Experiments were conducted with a tobacco (Nicotiana tabacum) mutant with 40 to 50% greater catalase activity than wild type that is associated with a novel form of O₂-resistant photosynthesis. The apparent K_m for H₂O₂ was the same in mutant and wild-type leaf extracts. Tobacco RNAs were hybridized with Nicotiana sylvestris catalase cDNA, and a threefold greater steady-state level of catalase mRNA was found in mutant leaves. Steady-state levels of ribulose-1,5-bisphosphate carboxylase small subunit mRNA were similar in mutant and wild type.

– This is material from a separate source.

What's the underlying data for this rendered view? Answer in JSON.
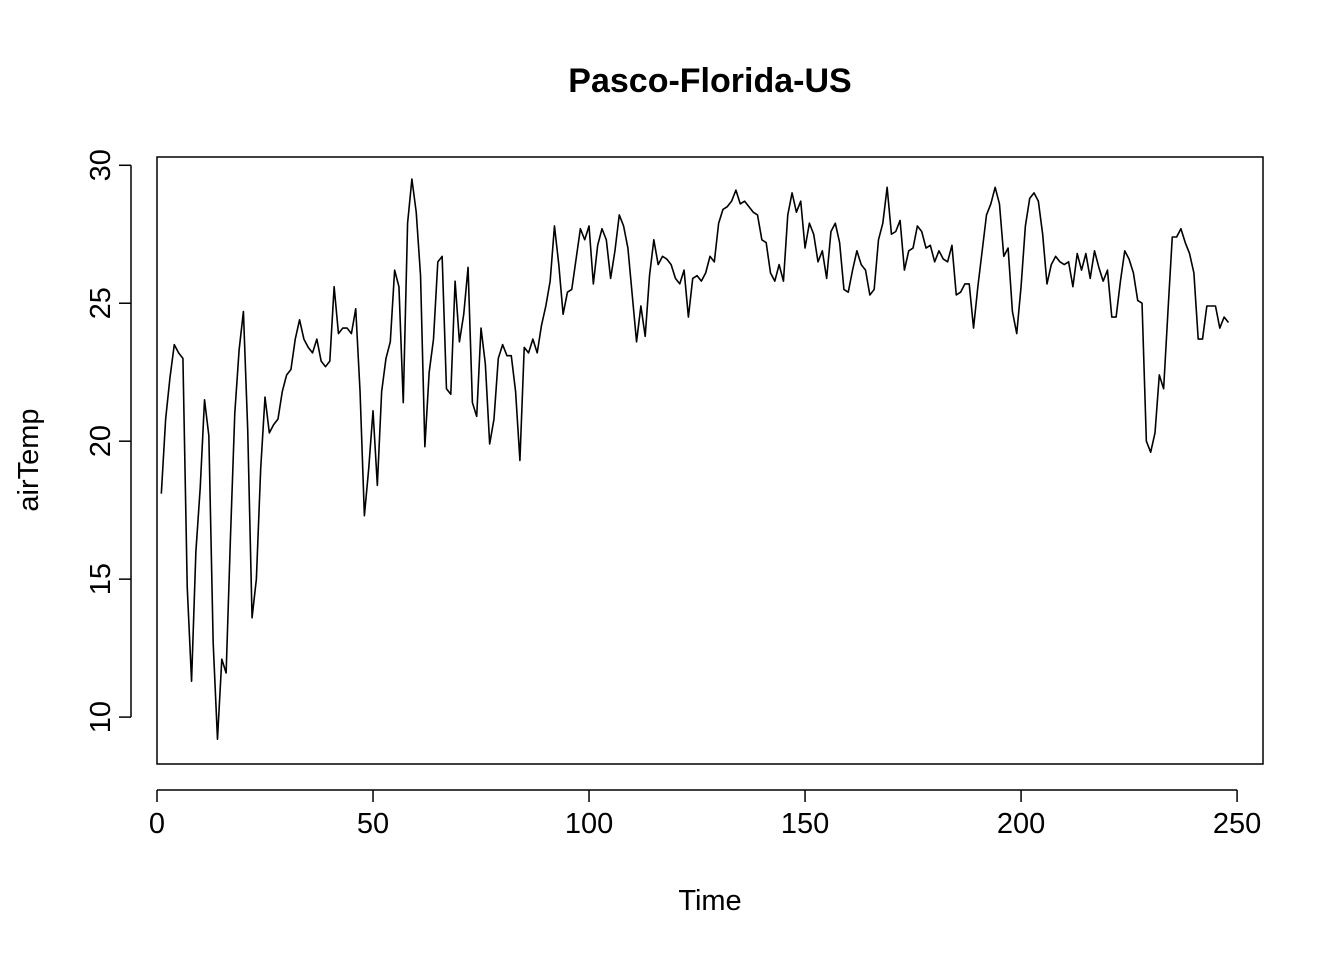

Sodium dodecyl sulfate-polyacrylamide gel electrophoresis of partially purified catalase showed that the protein concentration in the band corresponding to catalase was higher in the mutant than in the wild type. Separation of leaf catalase proteins by isoelectric focusing revealed the presence of five major bands and one minor band of activity. The distribution of the catalase activity among these forms was similar in mutant and wild type, although the total activity was higher in the mutant in all five major bands. The results indicate that the enhanced catalase activity in mutant leaves is caused by an increase in synthesis of catalase protein and that this trait is mediated at the nucleic acid level.